Why is the Census count different from the living estimate?
Because they measure different things. The Census figure is a count of people who had the name Dunn in 2020. The living estimate aims to answer a current question instead: how many people with the name are alive today, based on SSA birth records and age-based survival rates. Since one number is a 2020 snapshot and the other is a present-day estimate, they are not expected to be identical.
What does the Census say about the gender split for Dunn?
In the 2020 Census sex table, Dunn leans strongly male. 156 people counted with this name were male (80.4%), compared with 38 female bearers (19.6%). The Census view is a snapshot of people living with the name in 2020, while the SSA section above tracks births across time.
What does the Census say about the background of people named Dunn?

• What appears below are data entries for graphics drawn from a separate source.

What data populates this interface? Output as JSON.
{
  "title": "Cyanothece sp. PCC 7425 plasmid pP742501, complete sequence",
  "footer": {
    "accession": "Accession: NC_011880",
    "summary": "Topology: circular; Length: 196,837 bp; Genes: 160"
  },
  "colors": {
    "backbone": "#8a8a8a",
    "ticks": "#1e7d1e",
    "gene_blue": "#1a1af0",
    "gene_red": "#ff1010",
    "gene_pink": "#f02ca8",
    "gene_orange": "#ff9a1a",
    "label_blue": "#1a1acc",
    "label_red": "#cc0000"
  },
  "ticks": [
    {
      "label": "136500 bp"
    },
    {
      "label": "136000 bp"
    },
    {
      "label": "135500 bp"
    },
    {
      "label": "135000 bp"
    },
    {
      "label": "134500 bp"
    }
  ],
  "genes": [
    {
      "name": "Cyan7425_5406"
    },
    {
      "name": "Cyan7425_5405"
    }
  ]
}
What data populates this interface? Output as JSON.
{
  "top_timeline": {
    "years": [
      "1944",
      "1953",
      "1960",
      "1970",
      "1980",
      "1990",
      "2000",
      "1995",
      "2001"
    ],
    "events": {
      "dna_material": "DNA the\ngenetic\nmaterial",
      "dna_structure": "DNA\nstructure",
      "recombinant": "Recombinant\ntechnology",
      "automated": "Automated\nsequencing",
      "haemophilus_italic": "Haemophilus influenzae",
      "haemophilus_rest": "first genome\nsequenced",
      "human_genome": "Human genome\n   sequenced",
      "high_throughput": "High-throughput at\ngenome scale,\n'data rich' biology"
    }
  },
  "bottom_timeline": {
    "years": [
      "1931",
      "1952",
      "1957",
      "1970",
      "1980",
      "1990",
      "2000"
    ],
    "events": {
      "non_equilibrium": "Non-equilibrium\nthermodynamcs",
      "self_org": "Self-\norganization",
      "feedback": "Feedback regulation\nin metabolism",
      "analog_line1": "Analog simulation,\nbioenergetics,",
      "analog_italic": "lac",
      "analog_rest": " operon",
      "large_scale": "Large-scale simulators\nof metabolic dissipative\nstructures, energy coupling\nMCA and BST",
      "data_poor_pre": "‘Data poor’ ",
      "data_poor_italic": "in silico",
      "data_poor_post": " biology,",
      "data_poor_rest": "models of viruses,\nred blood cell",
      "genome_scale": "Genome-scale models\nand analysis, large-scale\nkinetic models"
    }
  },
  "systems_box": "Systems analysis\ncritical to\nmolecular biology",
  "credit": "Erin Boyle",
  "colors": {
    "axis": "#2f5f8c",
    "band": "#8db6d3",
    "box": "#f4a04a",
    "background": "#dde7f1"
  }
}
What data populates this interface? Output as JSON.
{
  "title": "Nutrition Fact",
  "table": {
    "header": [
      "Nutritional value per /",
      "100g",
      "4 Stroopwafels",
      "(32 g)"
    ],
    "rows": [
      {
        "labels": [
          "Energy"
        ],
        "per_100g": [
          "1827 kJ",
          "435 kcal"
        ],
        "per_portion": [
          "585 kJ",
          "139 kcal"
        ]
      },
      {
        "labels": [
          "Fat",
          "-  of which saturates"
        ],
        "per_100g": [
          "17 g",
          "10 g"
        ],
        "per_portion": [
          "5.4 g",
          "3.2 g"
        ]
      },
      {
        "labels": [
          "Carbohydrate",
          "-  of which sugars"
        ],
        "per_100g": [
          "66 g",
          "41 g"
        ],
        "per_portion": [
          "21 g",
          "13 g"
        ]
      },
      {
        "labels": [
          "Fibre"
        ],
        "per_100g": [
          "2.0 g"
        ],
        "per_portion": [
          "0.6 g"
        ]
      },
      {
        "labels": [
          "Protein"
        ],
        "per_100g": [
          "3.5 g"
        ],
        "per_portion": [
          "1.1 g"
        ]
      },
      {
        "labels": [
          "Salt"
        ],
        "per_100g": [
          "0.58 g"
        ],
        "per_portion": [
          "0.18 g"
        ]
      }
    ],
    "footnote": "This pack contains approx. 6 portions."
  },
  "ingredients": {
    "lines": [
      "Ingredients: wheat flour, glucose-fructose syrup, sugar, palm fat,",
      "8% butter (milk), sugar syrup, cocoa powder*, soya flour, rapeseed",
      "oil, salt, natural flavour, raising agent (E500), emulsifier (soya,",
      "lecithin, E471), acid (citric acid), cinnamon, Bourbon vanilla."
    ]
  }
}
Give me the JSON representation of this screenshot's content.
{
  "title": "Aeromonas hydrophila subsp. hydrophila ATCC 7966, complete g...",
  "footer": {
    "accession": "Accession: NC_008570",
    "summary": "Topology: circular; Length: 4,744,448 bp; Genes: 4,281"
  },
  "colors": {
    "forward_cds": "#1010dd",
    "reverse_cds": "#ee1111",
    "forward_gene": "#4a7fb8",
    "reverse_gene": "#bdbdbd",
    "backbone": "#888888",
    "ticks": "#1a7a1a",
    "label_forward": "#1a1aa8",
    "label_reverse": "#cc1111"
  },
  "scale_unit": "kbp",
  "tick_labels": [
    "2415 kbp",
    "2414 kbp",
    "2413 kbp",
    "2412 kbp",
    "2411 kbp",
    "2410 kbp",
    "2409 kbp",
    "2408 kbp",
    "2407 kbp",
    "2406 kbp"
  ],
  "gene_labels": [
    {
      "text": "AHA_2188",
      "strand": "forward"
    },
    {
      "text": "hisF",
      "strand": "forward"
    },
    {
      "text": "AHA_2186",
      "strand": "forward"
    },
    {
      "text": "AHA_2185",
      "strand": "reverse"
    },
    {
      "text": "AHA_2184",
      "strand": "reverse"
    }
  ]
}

In the 2020 Census race and Hispanic-origin table, the largest reported group for people named Dunn is White at 50.3%. The next largest groups are Black (23.8%) and Asian/Pacific Islander (18.9%). These figures describe the people who had the name in 2020, not any inherent property of the name itself. The percentages in the chart above come from self-reported race and Hispanic-origin responses in the 2020 Census.
Which group reports the name Dunn most often in the Census?

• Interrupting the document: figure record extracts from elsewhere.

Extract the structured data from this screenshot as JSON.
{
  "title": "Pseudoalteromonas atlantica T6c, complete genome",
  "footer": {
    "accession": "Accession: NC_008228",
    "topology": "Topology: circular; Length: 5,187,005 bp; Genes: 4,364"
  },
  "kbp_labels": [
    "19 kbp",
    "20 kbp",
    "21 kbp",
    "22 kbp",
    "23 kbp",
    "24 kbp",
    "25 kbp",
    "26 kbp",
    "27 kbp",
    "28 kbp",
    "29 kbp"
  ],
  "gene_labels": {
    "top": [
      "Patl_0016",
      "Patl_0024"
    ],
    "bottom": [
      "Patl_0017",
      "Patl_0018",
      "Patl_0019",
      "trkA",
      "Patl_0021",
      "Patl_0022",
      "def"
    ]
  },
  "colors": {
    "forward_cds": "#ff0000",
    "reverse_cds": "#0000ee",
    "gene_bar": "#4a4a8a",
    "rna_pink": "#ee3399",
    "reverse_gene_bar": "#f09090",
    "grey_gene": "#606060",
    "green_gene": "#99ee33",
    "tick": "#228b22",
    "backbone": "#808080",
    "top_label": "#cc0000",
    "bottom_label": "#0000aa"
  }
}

White is the largest reported group for people named Dunn in the 2020 Census, accounting for 50.3% (93 people in the published table).
Why can the Census sex total and race total differ slightly?

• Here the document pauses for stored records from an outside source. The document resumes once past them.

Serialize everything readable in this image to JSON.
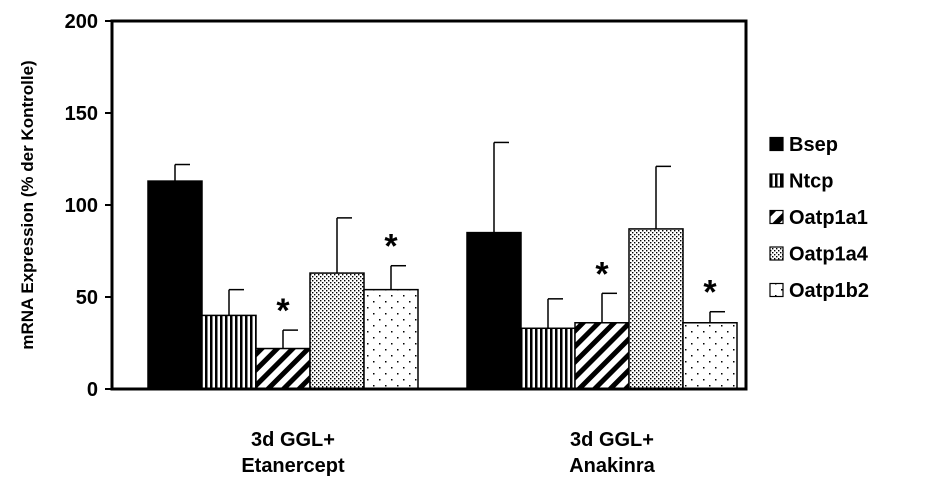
{
  "chart_data": {
    "type": "bar",
    "title": "",
    "xlabel": "",
    "ylabel": "mRNA Expression (% der Kontrolle)",
    "ylim": [
      0,
      200
    ],
    "yticks": [
      0,
      50,
      100,
      150,
      200
    ],
    "categories": [
      {
        "line1": "3d GGL+",
        "line2": "Etanercept"
      },
      {
        "line1": "3d GGL+",
        "line2": "Anakinra"
      }
    ],
    "series": [
      {
        "name": "Bsep",
        "pattern": "solid",
        "values": [
          113,
          85
        ],
        "errors": [
          9,
          49
        ],
        "significant": [
          false,
          false
        ]
      },
      {
        "name": "Ntcp",
        "pattern": "vertical",
        "values": [
          40,
          33
        ],
        "errors": [
          14,
          16
        ],
        "significant": [
          false,
          false
        ]
      },
      {
        "name": "Oatp1a1",
        "pattern": "diagonal",
        "values": [
          22,
          36
        ],
        "errors": [
          10,
          16
        ],
        "significant": [
          true,
          true
        ]
      },
      {
        "name": "Oatp1a4",
        "pattern": "dense-dots",
        "values": [
          63,
          87
        ],
        "errors": [
          30,
          34
        ],
        "significant": [
          false,
          false
        ]
      },
      {
        "name": "Oatp1b2",
        "pattern": "sparse-dots",
        "values": [
          54,
          36
        ],
        "errors": [
          13,
          6
        ],
        "significant": [
          true,
          true
        ]
      }
    ],
    "significance_marker": "*",
    "grid": false,
    "legend_position": "right"
  }
}
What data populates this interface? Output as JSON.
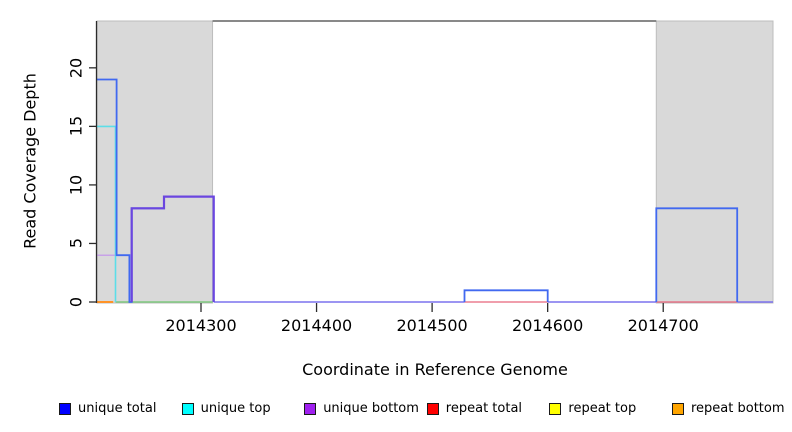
{
  "figure": {
    "background": "#ffffff",
    "plot_bg": "#ffffff",
    "masked_region_fill": "#d9d9d9",
    "masked_region_border": "#bdbdbd",
    "axis_color": "#2b2b2b"
  },
  "x_axis": {
    "title": "Coordinate in Reference Genome",
    "tick_labels": [
      "2014300",
      "2014400",
      "2014500",
      "2014600",
      "2014700"
    ],
    "tick_values": [
      2014300,
      2014400,
      2014500,
      2014600,
      2014700
    ]
  },
  "y_axis": {
    "title": "Read Coverage Depth",
    "tick_labels": [
      "0",
      "5",
      "10",
      "15",
      "20"
    ],
    "tick_values": [
      0,
      5,
      10,
      15,
      20
    ]
  },
  "legend": {
    "position": "bottom",
    "items": [
      {
        "label": "unique total",
        "color": "#0000ff"
      },
      {
        "label": "unique top",
        "color": "#00ffff"
      },
      {
        "label": "unique bottom",
        "color": "#a020f0"
      },
      {
        "label": "repeat total",
        "color": "#ff0000"
      },
      {
        "label": "repeat top",
        "color": "#ffff00"
      },
      {
        "label": "repeat bottom",
        "color": "#ffa500"
      }
    ]
  },
  "chart_data": {
    "type": "step-line",
    "title": "",
    "xlabel": "Coordinate in Reference Genome",
    "ylabel": "Read Coverage Depth",
    "x_range": [
      2014210,
      2014795
    ],
    "y_range": [
      0,
      24
    ],
    "grid": false,
    "masked_regions": [
      {
        "name": "left-masked-region",
        "x_start": 2014210,
        "x_end": 2014310
      },
      {
        "name": "right-masked-region",
        "x_start": 2014694,
        "x_end": 2014795
      }
    ],
    "top_line": {
      "x_start": 2014310,
      "x_end": 2014694,
      "y": 24,
      "color": "#787878",
      "width": 1.7
    },
    "series": [
      {
        "name": "repeat-top-visible",
        "legend": "repeat top",
        "color": "#7fc87f",
        "width": 1.5,
        "polylines": [
          [
            [
              2014226,
              0
            ],
            [
              2014310,
              0
            ]
          ]
        ]
      },
      {
        "name": "repeat-bottom",
        "legend": "repeat bottom",
        "color": "#ff9327",
        "width": 2,
        "polylines": [
          [
            [
              2014210,
              0
            ],
            [
              2014224,
              0
            ]
          ]
        ]
      },
      {
        "name": "repeat-total",
        "legend": "repeat total",
        "color": "#e8637a",
        "width": 1.3,
        "polylines": [
          [
            [
              2014528,
              0
            ],
            [
              2014600,
              0
            ]
          ],
          [
            [
              2014694,
              0
            ],
            [
              2014764,
              0
            ]
          ]
        ]
      },
      {
        "name": "zero-baseline",
        "legend": "unique bottom",
        "color": "#7c72ee",
        "width": 1.5,
        "polylines": [
          [
            [
              2014311,
              0
            ],
            [
              2014528,
              0
            ]
          ],
          [
            [
              2014600,
              0
            ],
            [
              2014694,
              0
            ]
          ],
          [
            [
              2014764,
              0
            ],
            [
              2014795,
              0
            ]
          ]
        ]
      },
      {
        "name": "unique-bottom-low",
        "legend": "unique bottom",
        "color": "#c8a2e8",
        "width": 1.5,
        "polylines": [
          [
            [
              2014210,
              4
            ],
            [
              2014227,
              4
            ]
          ]
        ]
      },
      {
        "name": "unique-top",
        "legend": "unique top",
        "color": "#5cdee8",
        "width": 1.6,
        "polylines": [
          [
            [
              2014210,
              15
            ],
            [
              2014226,
              15
            ],
            [
              2014226,
              0
            ]
          ]
        ]
      },
      {
        "name": "unique-total",
        "legend": "unique total",
        "color": "#4169f0",
        "width": 1.8,
        "polylines": [
          [
            [
              2014210,
              19
            ],
            [
              2014227,
              19
            ],
            [
              2014227,
              4
            ],
            [
              2014238,
              4
            ],
            [
              2014238,
              0
            ],
            [
              2014240,
              0
            ],
            [
              2014240,
              8
            ],
            [
              2014268,
              8
            ],
            [
              2014268,
              9
            ],
            [
              2014311,
              9
            ],
            [
              2014311,
              0
            ]
          ],
          [
            [
              2014528,
              0
            ],
            [
              2014528,
              1
            ],
            [
              2014600,
              1
            ],
            [
              2014600,
              0
            ]
          ],
          [
            [
              2014694,
              0
            ],
            [
              2014694,
              8
            ],
            [
              2014764,
              8
            ],
            [
              2014764,
              0
            ]
          ]
        ]
      },
      {
        "name": "unique-bottom-steps",
        "legend": "unique bottom",
        "color": "#6b46df",
        "width": 2.2,
        "polylines": [
          [
            [
              2014240,
              0
            ],
            [
              2014240,
              8
            ],
            [
              2014268,
              8
            ],
            [
              2014268,
              9
            ],
            [
              2014311,
              9
            ],
            [
              2014311,
              0
            ]
          ]
        ]
      }
    ]
  }
}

The Census Bureau published separate 2020 tables for sex and for race/Hispanic origin, and the released figures can differ slightly because of privacy protection in the public files. That is why this page treats the gender section and the race/origin section as two related snapshots instead of forcing them into one identical total.
Does every first name have Census demographic data?
No. The public Census first-name release only includes names that met the Bureau's publication rules, so many rarer names in the SSA files have no Census demographic snapshot. When that happens, the SSA trend, gender history, and state sections still appear, but the 2020 Census demographic sections are omitted.
What does the SSA popularity chart show?
The chart tracks births, not the number of people alive with the name today. Each point shows how many babies were given the name Dunn in that year. That makes it useful for spotting when the name rose, peaked, or faded.
Is Dunn a male name?
Yes, 100.0% of people registered as Dunn in the SSA data are male. You can see the full per-sex comparison in the gender distribution section above, which includes the latest year rank, birth count, and peak year for each sex.
Is Dunn still being used today?
Yes. The SSA still recorded Dunn in 2024, and the page above shows its latest-year rank where available. A name can be well past its peak and still remain in steady use, especially if it built up a large population over earlier decades.
Why can a name have a lot of living bearers even if it is not trendy now?
Because living-bearer counts and current baby-name popularity measure different things. A name like Dunn can build up a very large population over many decades, even if fewer parents are choosing it now than they did at its peak.
Where does this data come from?
First-name figures come from the Social Security Administration's national baby name files, which cover every name on a birth certificate from 1880 to 2024. Living-bearer estimates layer in CDC actuarial life tables broken out by sex to account for mortality. The population baseline (342,754,338) is the Census Bureau's latest national estimate. You can read the full calculation on our methodology page.
How many people have Dunn as a first name?
For a quick modern take, check how many people have the name Dunn on our sister site HowManyOfMe.org.